Hadis i şerifi şerheden âlimler giyinik üryanlığın birkaç türünü örnek vermişlerdir. Mesela bu kadınların dış kıyafetleri ince kumaştan yapıldığı için beden hatlarını yeterince gizlemez. Veya kıyafet o kadar dardır ki, örtüyormuş gibi yaparak teşhir eder. Hatta o kadar cazip hale getirir ki olduğundan daha güzel gösterebilir. Bunlar giyinik üryanlığın ilk akla gelen örnekleridir. Ama başka türlü de olabilir. 
Mesela kıyafet ne şeffaftır, ne de incedir ama yine de örtünmenin maksadına hizmet etmez. Çünkü ziynetleri örtmesi için giyinilecek olan giysi, o kadar cazibeli olur ki, bizzat kendisi bir ziynet haline gelir. Tıpkı son zamanlarda düğünlerimizde gördüğümüz -güya tesettürlü- gelinlik, nişanlık ve abiye kıyafetler gibi…
Hatta sözde dış kıyafeti olarak satılan, enva-ı çeşit modelde dikilmiş, işlemeli kıyafet için de bunu söylemek pekâlâ mümkündür. Bu elbiseler rengiyle, ışıltısıyla, süslemeleriyle ve mahrem bölgelere işaret eden dikiş teknikleriyle o kadar dikkat çekmektedir ki, sanki onu giyen kişi, adeta “ben örtünmüş gibi yapıyorum ama esas arzum başka türlü” demiş olmaktadır. 
Hadis-i şerifte bu kadınların kıyafetleri dışında başka bir özelliklerine daha dikkat çekiliyor; yine birçok manaya yorumlanabilir, üstü kapalı sayılabilecek, özlü bir ifade ile… Hadisin devamındaki “Mümilâtün” ifadesini âlimler “başka kadınlara da, cazip bir edayla, salına salına yürümeyi telkin edenler” manasına geldiğini izah ederler. 

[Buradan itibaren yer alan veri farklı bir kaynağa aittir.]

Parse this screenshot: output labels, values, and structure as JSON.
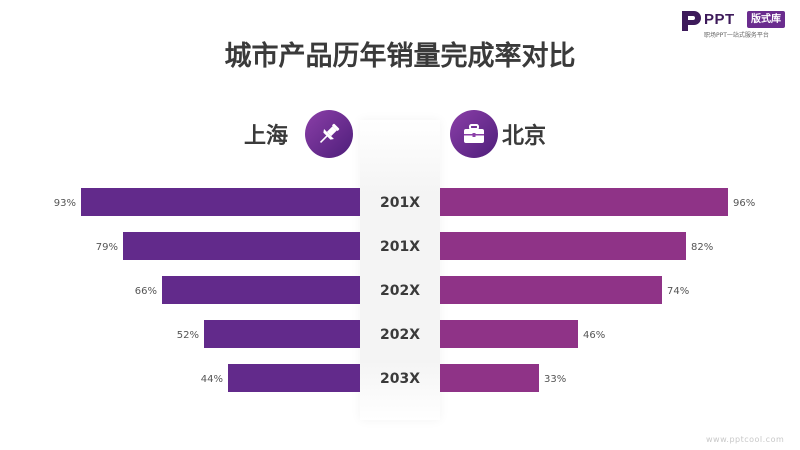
{
  "logo": {
    "brand": "PPT",
    "badge": "版式库",
    "tagline": "职场PPT一站式服务平台"
  },
  "title": "城市产品历年销量完成率对比",
  "watermark": "www.pptcool.com",
  "colors": {
    "left_bar": "#622a8b",
    "right_bar": "#8f3387",
    "accent": "#6a2c8e"
  },
  "icons": {
    "left": "pushpin-icon",
    "right": "briefcase-icon"
  },
  "chart_data": {
    "type": "bar",
    "orientation": "horizontal-diverging",
    "categories": [
      "201X",
      "201X",
      "202X",
      "202X",
      "203X"
    ],
    "series": [
      {
        "name": "上海",
        "values": [
          93,
          79,
          66,
          52,
          44
        ],
        "labels": [
          "93%",
          "79%",
          "66%",
          "52%",
          "44%"
        ]
      },
      {
        "name": "北京",
        "values": [
          96,
          82,
          74,
          46,
          33
        ],
        "labels": [
          "96%",
          "82%",
          "74%",
          "46%",
          "33%"
        ]
      }
    ],
    "xlim": [
      0,
      100
    ]
  }
}
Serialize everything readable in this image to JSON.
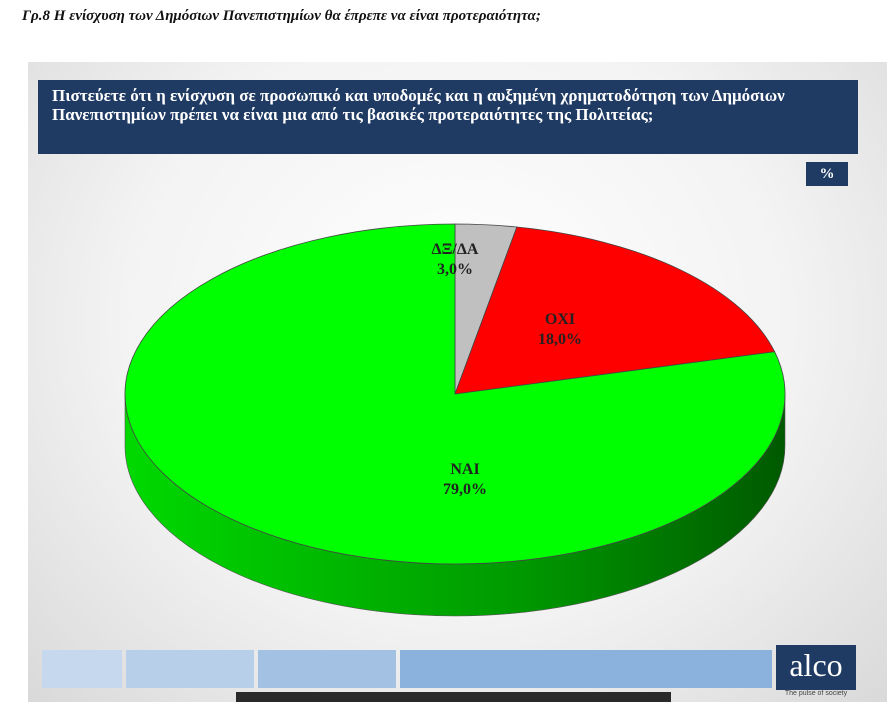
{
  "caption": "Γρ.8 Η ενίσχυση των Δημόσιων Πανεπιστημίων θα έπρεπε να είναι προτεραιότητα;",
  "chart_data": {
    "type": "pie",
    "title": "Πιστεύετε ότι η ενίσχυση σε προσωπικό και υποδομές  και η αυξημένη χρηματοδότηση των Δημόσιων Πανεπιστημίων πρέπει να είναι μια από τις βασικές προτεραιότητες της Πολιτείας;",
    "unit_badge": "%",
    "slices": [
      {
        "label": "ΔΞ/ΔΑ",
        "value": 3.0,
        "value_label": "3,0%",
        "color": "#c0c0c0"
      },
      {
        "label": "ΟΧΙ",
        "value": 18.0,
        "value_label": "18,0%",
        "color": "#ff0000"
      },
      {
        "label": "ΝΑΙ",
        "value": 79.0,
        "value_label": "79,0%",
        "color": "#00ff00"
      }
    ]
  },
  "logo": {
    "text": "alco",
    "tagline": "The pulse of society"
  },
  "colors": {
    "header_bg": "#1f3b64",
    "footer_1": "#c5d8ee",
    "footer_2": "#b7cfe9",
    "footer_3": "#a3c2e3",
    "footer_4": "#8ab2dc"
  }
}
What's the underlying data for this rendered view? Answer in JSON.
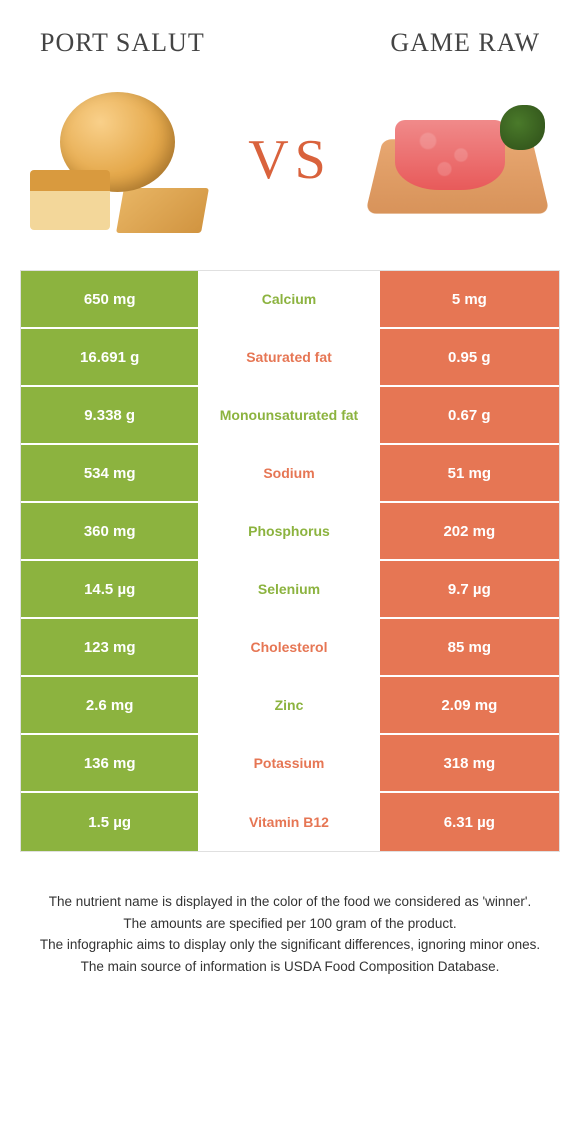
{
  "colors": {
    "left_bg": "#8cb33f",
    "right_bg": "#e67654",
    "mid_bg": "#ffffff",
    "left_text": "#8cb33f",
    "right_text": "#e67654",
    "vs_color": "#d9623c",
    "header_color": "#444444"
  },
  "header": {
    "left_title": "Port Salut",
    "right_title": "Game Raw",
    "vs_label": "VS"
  },
  "rows": [
    {
      "left": "650 mg",
      "label": "Calcium",
      "right": "5 mg",
      "winner": "left"
    },
    {
      "left": "16.691 g",
      "label": "Saturated fat",
      "right": "0.95 g",
      "winner": "right"
    },
    {
      "left": "9.338 g",
      "label": "Monounsaturated fat",
      "right": "0.67 g",
      "winner": "left"
    },
    {
      "left": "534 mg",
      "label": "Sodium",
      "right": "51 mg",
      "winner": "right"
    },
    {
      "left": "360 mg",
      "label": "Phosphorus",
      "right": "202 mg",
      "winner": "left"
    },
    {
      "left": "14.5 µg",
      "label": "Selenium",
      "right": "9.7 µg",
      "winner": "left"
    },
    {
      "left": "123 mg",
      "label": "Cholesterol",
      "right": "85 mg",
      "winner": "right"
    },
    {
      "left": "2.6 mg",
      "label": "Zinc",
      "right": "2.09 mg",
      "winner": "left"
    },
    {
      "left": "136 mg",
      "label": "Potassium",
      "right": "318 mg",
      "winner": "right"
    },
    {
      "left": "1.5 µg",
      "label": "Vitamin B12",
      "right": "6.31 µg",
      "winner": "right"
    }
  ],
  "footer": {
    "line1": "The nutrient name is displayed in the color of the food we considered as 'winner'.",
    "line2": "The amounts are specified per 100 gram of the product.",
    "line3": "The infographic aims to display only the significant differences, ignoring minor ones.",
    "line4": "The main source of information is USDA Food Composition Database."
  }
}
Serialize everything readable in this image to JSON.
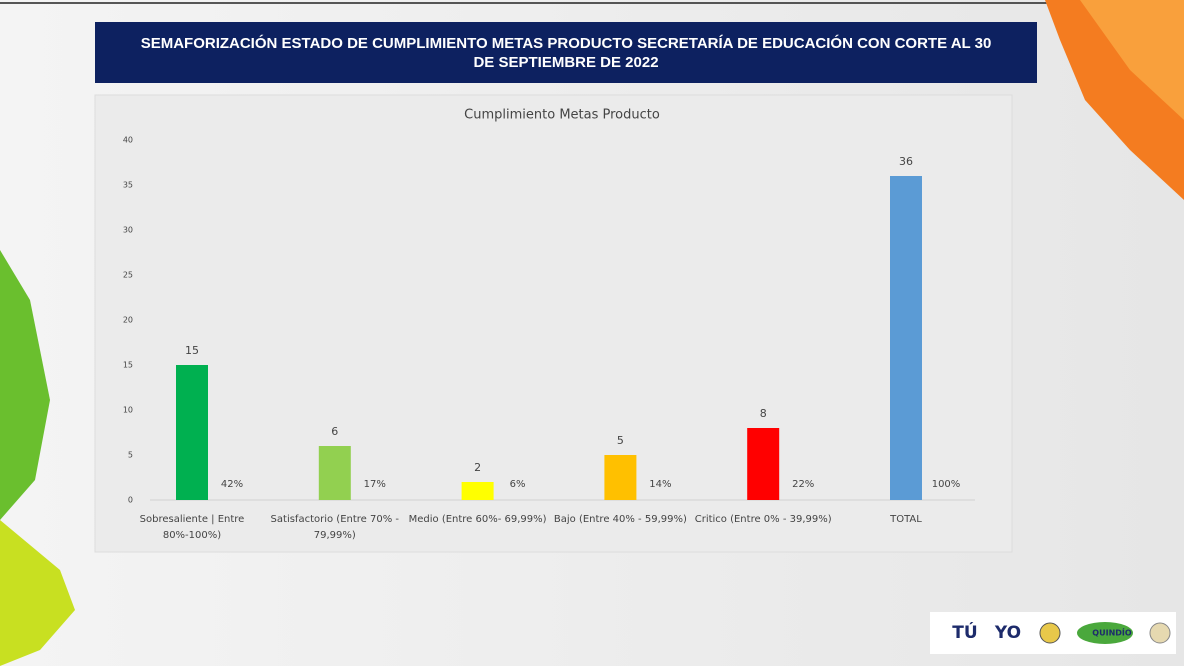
{
  "slide": {
    "title": "SEMAFORIZACIÓN  ESTADO DE CUMPLIMIENTO METAS PRODUCTO SECRETARÍA DE  EDUCACIÓN CON CORTE AL 30 DE SEPTIEMBRE DE 2022"
  },
  "logos": [
    "TÚ",
    "YO",
    "QUINDÍO"
  ],
  "chart_data": {
    "type": "bar",
    "title": "Cumplimiento Metas Producto",
    "categories": [
      "Sobresaliente  | Entre 80%-100%)",
      "Satisfactorio (Entre 70% - 79,99%)",
      "Medio (Entre 60%- 69,99%)",
      "Bajo (Entre 40% - 59,99%)",
      "Critico (Entre 0% - 39,99%)",
      "TOTAL"
    ],
    "values": [
      15,
      6,
      2,
      5,
      8,
      36
    ],
    "percent_labels": [
      "42%",
      "17%",
      "6%",
      "14%",
      "22%",
      "100%"
    ],
    "colors": [
      "#00b050",
      "#92d050",
      "#ffff00",
      "#ffc000",
      "#ff0000",
      "#5b9bd5"
    ],
    "ylim": [
      0,
      40
    ],
    "yticks": [
      0,
      5,
      10,
      15,
      20,
      25,
      30,
      35,
      40
    ],
    "grid": false
  }
}
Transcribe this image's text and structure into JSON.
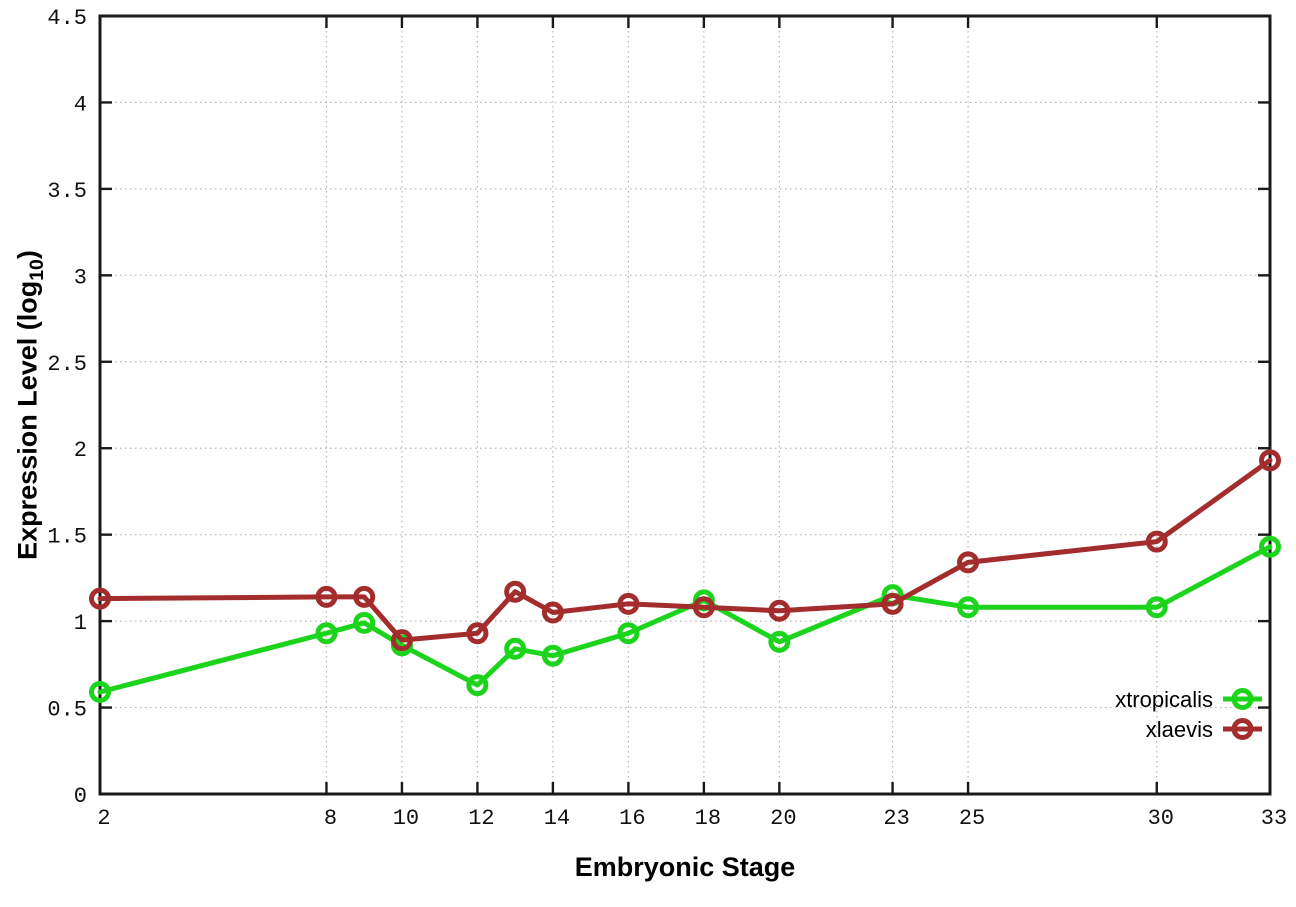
{
  "chart_data": {
    "type": "line",
    "title": "",
    "xlabel": "Embryonic Stage",
    "ylabel": "Expression Level (log10)",
    "ylabel_parts": {
      "base": "Expression Level (log",
      "subscript": "10",
      "close": ")"
    },
    "x": [
      2,
      8,
      9,
      10,
      12,
      13,
      14,
      16,
      18,
      20,
      23,
      25,
      30,
      33
    ],
    "series": [
      {
        "name": "xtropicalis",
        "color": "#1bd41b",
        "values": [
          0.59,
          0.93,
          0.99,
          0.86,
          0.63,
          0.84,
          0.8,
          0.93,
          1.12,
          0.88,
          1.15,
          1.08,
          1.08,
          1.43
        ]
      },
      {
        "name": "xlaevis",
        "color": "#a32c2c",
        "values": [
          1.13,
          1.14,
          1.14,
          0.89,
          0.93,
          1.17,
          1.05,
          1.1,
          1.08,
          1.06,
          1.1,
          1.34,
          1.46,
          1.93
        ]
      }
    ],
    "xlim": [
      2,
      33
    ],
    "ylim": [
      0,
      4.5
    ],
    "xticks": [
      2,
      8,
      10,
      12,
      14,
      16,
      18,
      20,
      23,
      25,
      30,
      33
    ],
    "yticks": [
      0,
      0.5,
      1,
      1.5,
      2,
      2.5,
      3,
      3.5,
      4,
      4.5
    ],
    "grid": true,
    "legend_position": "bottom-right",
    "marker": "open-circle",
    "colors": {
      "background": "#ffffff",
      "border": "#1a1a1a",
      "grid": "#b5b5b5",
      "tick_text": "#111111"
    }
  }
}
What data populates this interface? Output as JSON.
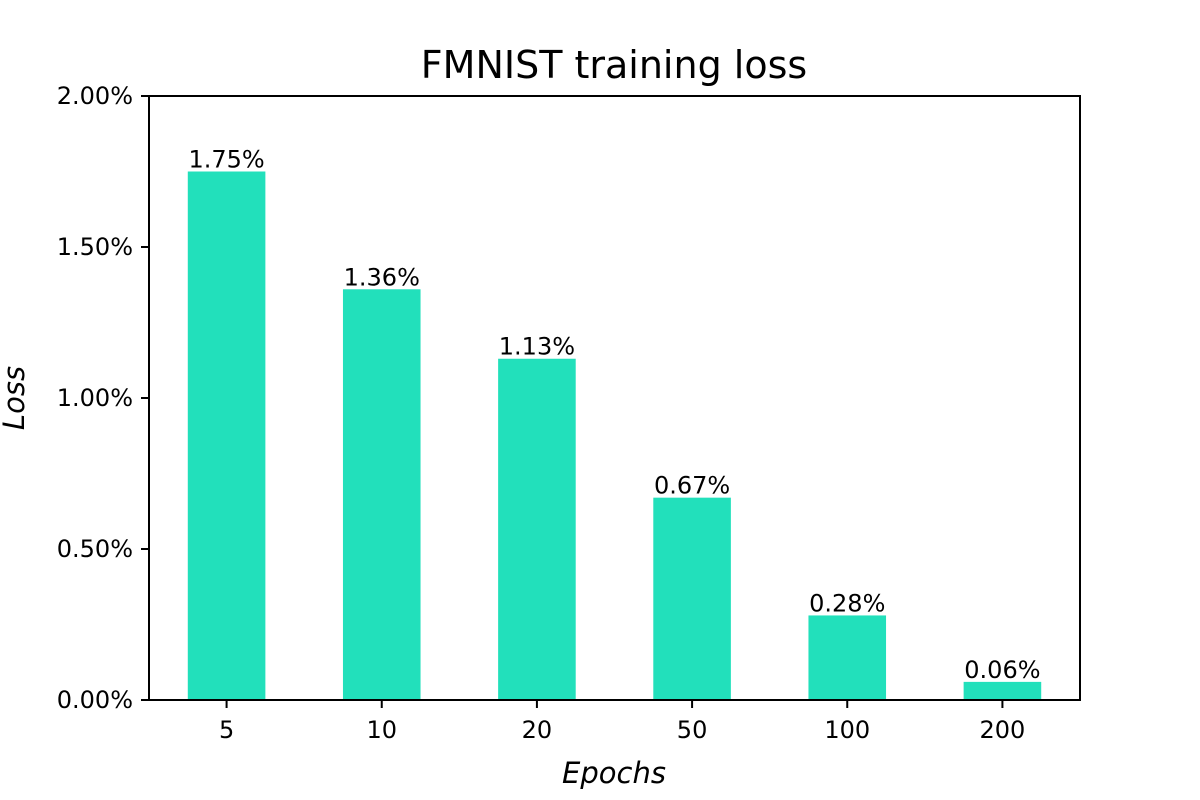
{
  "chart_data": {
    "type": "bar",
    "title": "FMNIST training loss",
    "xlabel": "Epochs",
    "ylabel": "Loss",
    "categories": [
      "5",
      "10",
      "20",
      "50",
      "100",
      "200"
    ],
    "values": [
      1.75,
      1.36,
      1.13,
      0.67,
      0.28,
      0.06
    ],
    "data_labels": [
      "1.75%",
      "1.36%",
      "1.13%",
      "0.67%",
      "0.28%",
      "0.06%"
    ],
    "ylim": [
      0,
      2.0
    ],
    "y_ticks": [
      0,
      0.5,
      1.0,
      1.5,
      2.0
    ],
    "y_tick_labels": [
      "0.00%",
      "0.50%",
      "1.00%",
      "1.50%",
      "2.00%"
    ],
    "bar_color": "#22e0bb",
    "grid": false,
    "legend": "none"
  }
}
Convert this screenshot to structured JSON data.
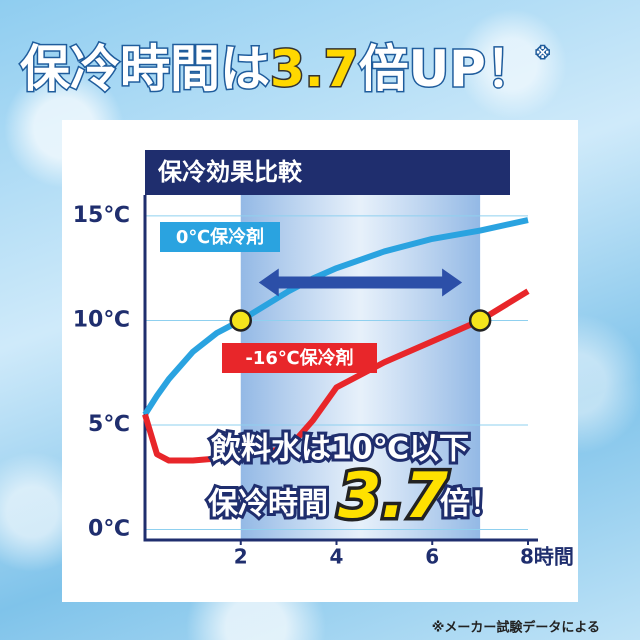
{
  "chart_data": {
    "type": "line",
    "title_parts": [
      "保冷時間は",
      "3.7",
      "倍UP！",
      "※"
    ],
    "subtitle": "保冷効果比較",
    "footnote": "※メーカー試験データによる",
    "xlim": [
      0,
      8
    ],
    "ylim": [
      -0.5,
      16
    ],
    "xticks": [
      2,
      4,
      6,
      {
        "value": 8,
        "label": "8時間"
      }
    ],
    "yticks": [
      {
        "value": 0,
        "label": "0℃"
      },
      {
        "value": 5,
        "label": "5℃"
      },
      {
        "value": 10,
        "label": "10℃"
      },
      {
        "value": 15,
        "label": "15℃"
      }
    ],
    "grid": true,
    "highlight": [
      2,
      7
    ],
    "x": [
      0,
      0.25,
      0.5,
      1,
      1.5,
      2,
      3,
      3.5,
      4,
      5,
      6,
      7,
      8
    ],
    "series": [
      {
        "name": "0℃保冷剤",
        "color": "#2aa3e0",
        "values": [
          5.5,
          6.4,
          7.2,
          8.5,
          9.4,
          10,
          11.4,
          12,
          12.5,
          13.3,
          13.9,
          14.3,
          14.8
        ]
      },
      {
        "name": "-16℃保冷剤",
        "color": "#e8262a",
        "values": [
          5.5,
          3.6,
          3.3,
          3.3,
          3.4,
          3.5,
          3.9,
          5.2,
          6.8,
          8,
          9,
          10,
          11.4
        ]
      }
    ],
    "markers": {
      "x": [
        2,
        7
      ],
      "y": [
        10,
        10
      ],
      "color": "#f4e41c"
    },
    "annotation": {
      "line1": "飲料水は10℃以下",
      "line2a": "保冷時間",
      "line2b": "3.7",
      "line2c": "倍！"
    }
  }
}
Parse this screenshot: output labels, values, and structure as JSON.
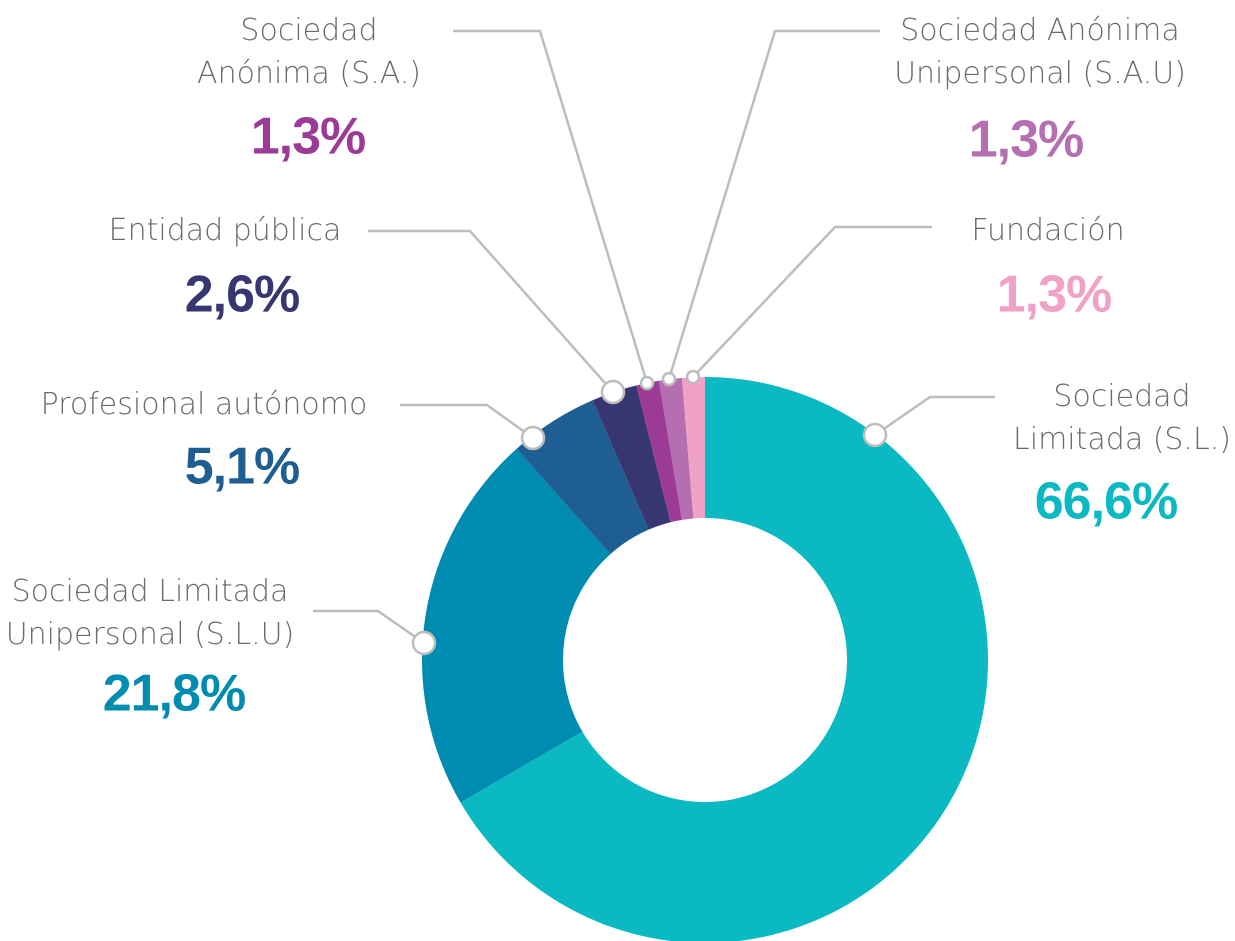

Hiç kuşkusuz tarih boyunca bu tarife uyan birçok kadınlar gelip geçmiştir. Günümüzde ise bu ifade ilk anda akla, podyumlardaki mankenlerin, kibirli ve havalı bir edayla yürümelerini akla getirmektedir. Ne yazık ki onların o kendilerini beğenmiş halleri, genç kızlara da örnek teşkil etmektedir. 
Onlar da caddelerde, meydanlarda, benzer şekilde dikkat çekici bir giyim kuşam içinde ve çalım satar gibi bir edayla yürümektedirler. Bu kızcağızlarını halini biraz inceleyen bir kişi şaşmadan edemez. Öyle bir edayla yürümektedirler ki; gören zanneder, sanki etraftaki insanlar iki yana dizilmiş de onların yaptığı bu gösteriyi seyrediyor. 
Başkalarına kötü örnek olmanın bir başka yolu da; elit, sosyete gruplar oluşturmak ve mütevazı insanlara tepeden bakarcasına, kibirli tavırlara bürünmektir. Okullarımızda ve çeşitli sosyal ortamlarda ortaya çıkan bu sosyete gruplar, cahil kadın ve kızları özendirebilmektedir. 
Ne tuhaftır ki, inandığı için örtünme çabasına girmiş olan kızlarımız da bu garip hallerden uzak kalamamaktadır. Tıpkı hadis-i şerifte tasvir edildiği gibi bu kızlarımız, kocaman topuzlar yaparak, dikkat çekmenin bir yolunu aramakta gibidirler.
Hadis i şerifin –genellikle atlanılan- baş kısmına dönecek olursak, burada Peygamberimiz sallallahu aleyhi vesellemin söze “sığır kuyruklarından yapılmış kamçılarla insanları dövenlerden” bahsederek başladığını görüyoruz. 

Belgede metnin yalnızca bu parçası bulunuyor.